Posted by Jimmy Moore on December 20 in Health

Nina Planck says it's time to get back to real, whole foods again
1. What a real treat we have today as the author of the book Real Food: What To Eat And Why is here with us. She’s food enthusiast Nina Planck and she has quite a perspective as it relates to advocating people start eating more “real food” in their diet while shunning the processed garbage that unfortunately has become all-too-common in the modern diet.
Welcome Nina and I appreciate you spending a few moments with me and my readers. You grew up around fresh produce and quickly fell in love with farmer’s markets. How did that experience shape you into the enthusiastic lover of “real food” today? And what is “real food” as opposed to “fake food?”
My mother read Adelle Davis and she taught me that real food is whole food.
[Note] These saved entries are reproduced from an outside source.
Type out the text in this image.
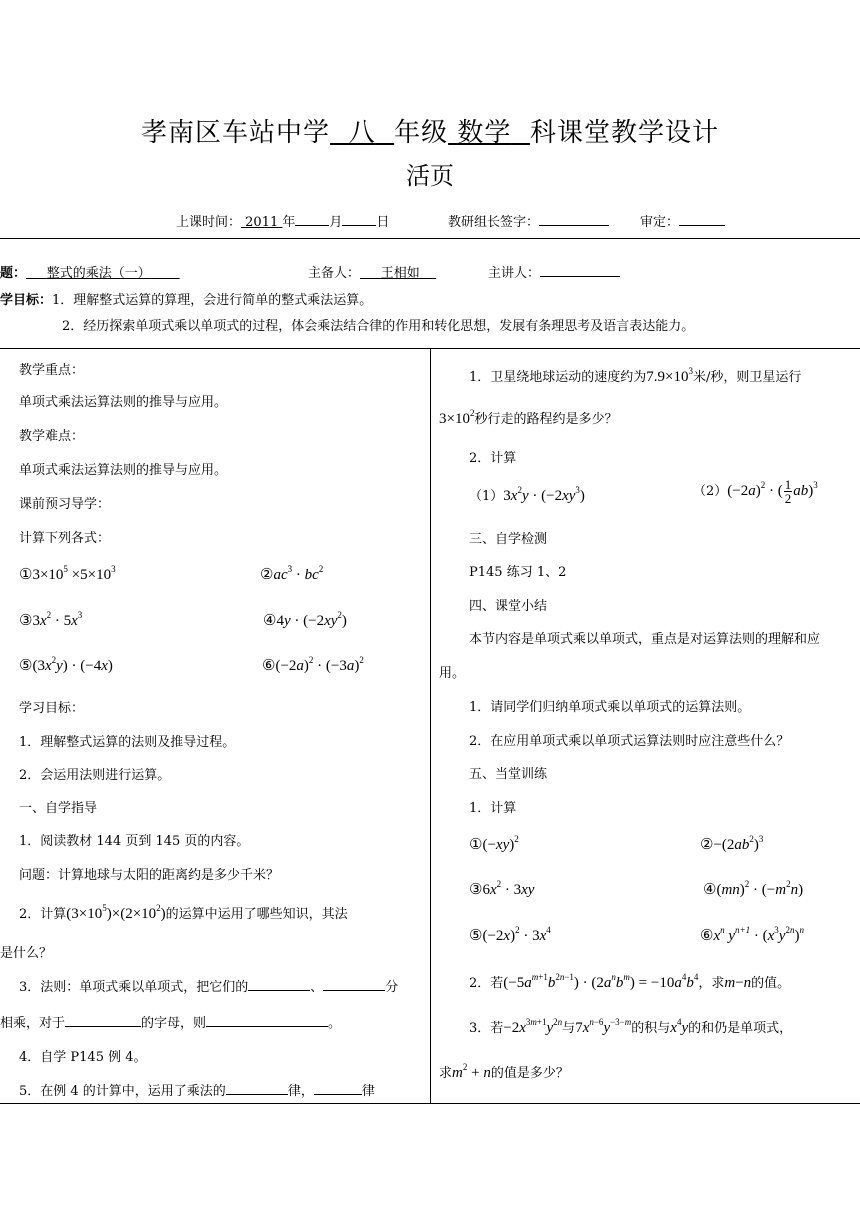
孝南区车站中学 八 年级 数学 科课堂教学设计
活页
上课时间： 2011 年	月	日	教研组长签字：	审定：
题： 整式的乘法（一）	主备人： 王相如	主讲人：
学目标：1．理解整式运算的算理，会进行简单的整式乘法运算。
2．经历探索单项式乘以单项式的过程，体会乘法结合律的作用和转化思想，发展有条理思考及语言表达能力。
教学重点：
单项式乘法运算法则的推导与应用。
教学难点：
单项式乘法运算法则的推导与应用。
课前预习导学：
计算下列各式：
$①3\times 10^5 \times 5\times 10^3$	$②ac^3 \cdot bc^2$
$③3x^2 \cdot 5x^3$	④4y · $(-2xy^2)$
$⑤(3x^2y) \cdot (-4x)$	$⑥(-2a)^2 \cdot (-3a)^2$
学习目标：
1．理解整式运算的法则及推导过程。
2．会运用法则进行运算。
一、自学指导
1．阅读教材 144 页到 145 页的内容。
问题：计算地球与太阳的距离约是多少千米？
2．计算$(3\times 10^5)\times(2\times 10^2)$的运算中运用了哪些知识，其法
是什么？
3．法则：单项式乘以单项式，把它们的	、	分
相乘，对于	的字母，则	。
4．自学 P145 例 4。
5．在例 4 的计算中，运用了乘法的	律，	律
1．卫星绕地球运动的速度约为$7.9\times 10^3$米/秒，则卫星运行
$3\times 10^2$秒行走的路程约是多少？
2．计算
$(1)3x^2y \cdot (-2xy^3)$	$(2)(-2a)^2$ · ( $\frac{1}{2} ab)^3$
三、自学检测
P145 练习 1、2
四、课堂小结
本节内容是单项式乘以单项式，重点是对运算法则的理解和应
用。
1．请同学们归纳单项式乘以单项式的运算法则。
2．在应用单项式乘以单项式运算法则时应注意些什么？
五、当堂训练
1．计算
$①(-xy)^2$	$②-(2ab^2)^3$
$③6x^2 \cdot 3xy$	④(mn)$^2$ · $(-m^2n)$
$⑤(-2x)^2 \cdot 3x^4$	$⑥x^n$ $y^{n+1} \cdot (x^3y^{2n})^n$
2．若$(-5a^{m+1}b^{2n-1}) \cdot (2a^nb^m) = -10a^4b^4$，求m−n的值。
3．若$-2x^{3m+1}y^{2n}$与$7x^{n-6}y^{-3-m}$的积与$x^4y$的和仍是单项式，
求$m^2 + n$的值是多少？
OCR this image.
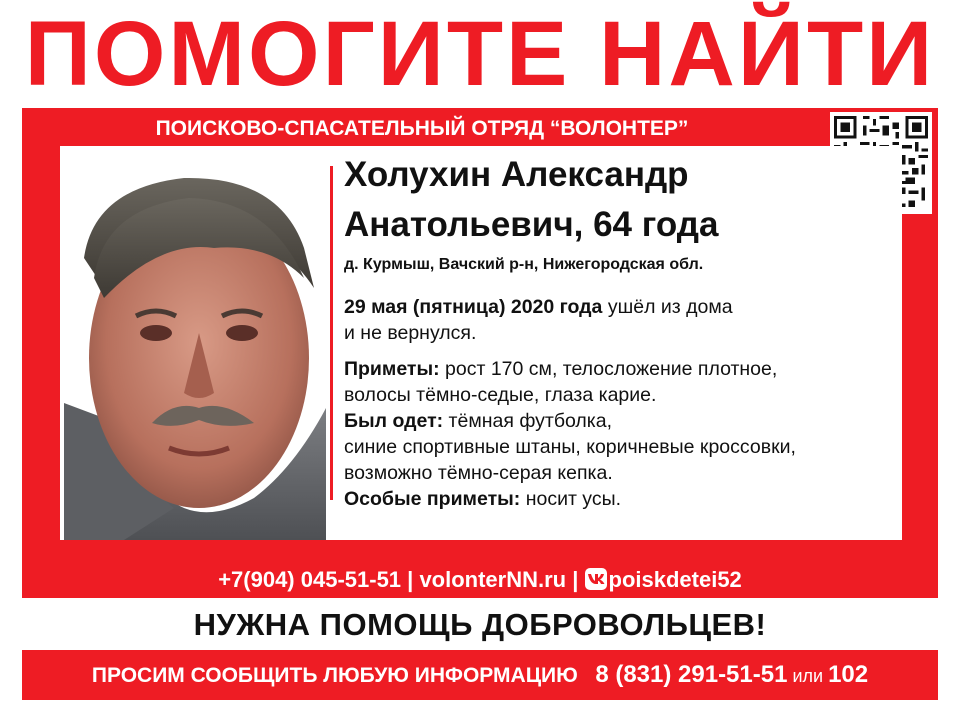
ПОМОГИТЕ НАЙТИ
ПОИСКОВО-СПАСАТЕЛЬНЫЙ ОТРЯД “ВОЛОНТЕР”
Холухин Александр
Анатольевич, 64 года
д. Курмыш, Вачский р-н, Нижегородская обл.

29 мая (пятница) 2020 года ушёл из дома

и не вернулся.

Приметы: рост 170 см, телосложение плотное,

волосы тёмно-седые, глаза карие.

Был одет: тёмная футболка,

синие спортивные штаны, коричневые кроссовки,

возможно тёмно-серая кепка.

Особые приметы: носит усы.

+7(904) 045-51-51 | volonterNN.ru |
poiskdetei52
НУЖНА ПОМОЩЬ ДОБРОВОЛЬЦЕВ!
ПРОСИМ СООБЩИТЬ ЛЮБУЮ ИНФОРМАЦИЮ 8 (831) 291-51-51 или 102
We ate meat, fish, poultry, dairy, eggs, and lots of produce. The only thing that was restricted in our house was junk food, and that boiled down to white flour and sugar of all kinds. So dark chocolate was a popular dessert. So was proper ice cream, not too sweet, and homemade fruit pies, and real pancakes, made with whole grains we ground ourselves.
My definition of real food is food we’ve been eating a long time and food which is more or less farmed and prepared the way it used to be. So that means wild salmon and grass-fed beef; ecological fruit and vegetables; traditional fats and oils (animal and vegetable); raw milk cheese (not processed fake cheese or low-cholesterol cheese); and whole eggs (not egg-whites, pasteurized eggs, and powdered eggs). If you eat around the edges of the supermarket, you’ll be eating real food. Avoid the highly processed, high-profit-margin, low-nutrition foods in the center. Except, as my mother would say, the brown rice and olive oil.
2. You believe (as do I) that most people would actually enjoy eating a more traditional diet of fruits, vegetables, grass-fed meats and dairy products, and other real food if they simply tried them again and greatly reduced or eliminated their reliance on the overabundance of what I like to call “carbage” from their diet. But we are a nation full of people who wants what we want (junk food, fast food, meals in a box) and we don’t want to pay a lot of money for it.
How do you convince someone who says they can’t afford to eat a “healthy” diet with all those foods and is that a good enough excuse for not eating “real food?” Should the government or some other third party step in and help make fresh healthy foods more readily available to the lower-income consumer?
Carbage is expensive and because it contains so little nutrition, it’s worse than expensive: it’s wasteful. Why put all those empty calories in your body? The nutrients are in the foods we’ve eaten since the Stone Age: meat, fish, poultry, produce, nuts, and fats. I’m also a fan, nutritionally and personally, of real dairy foods (especially raw milk and good butter) but they’re not for everyone.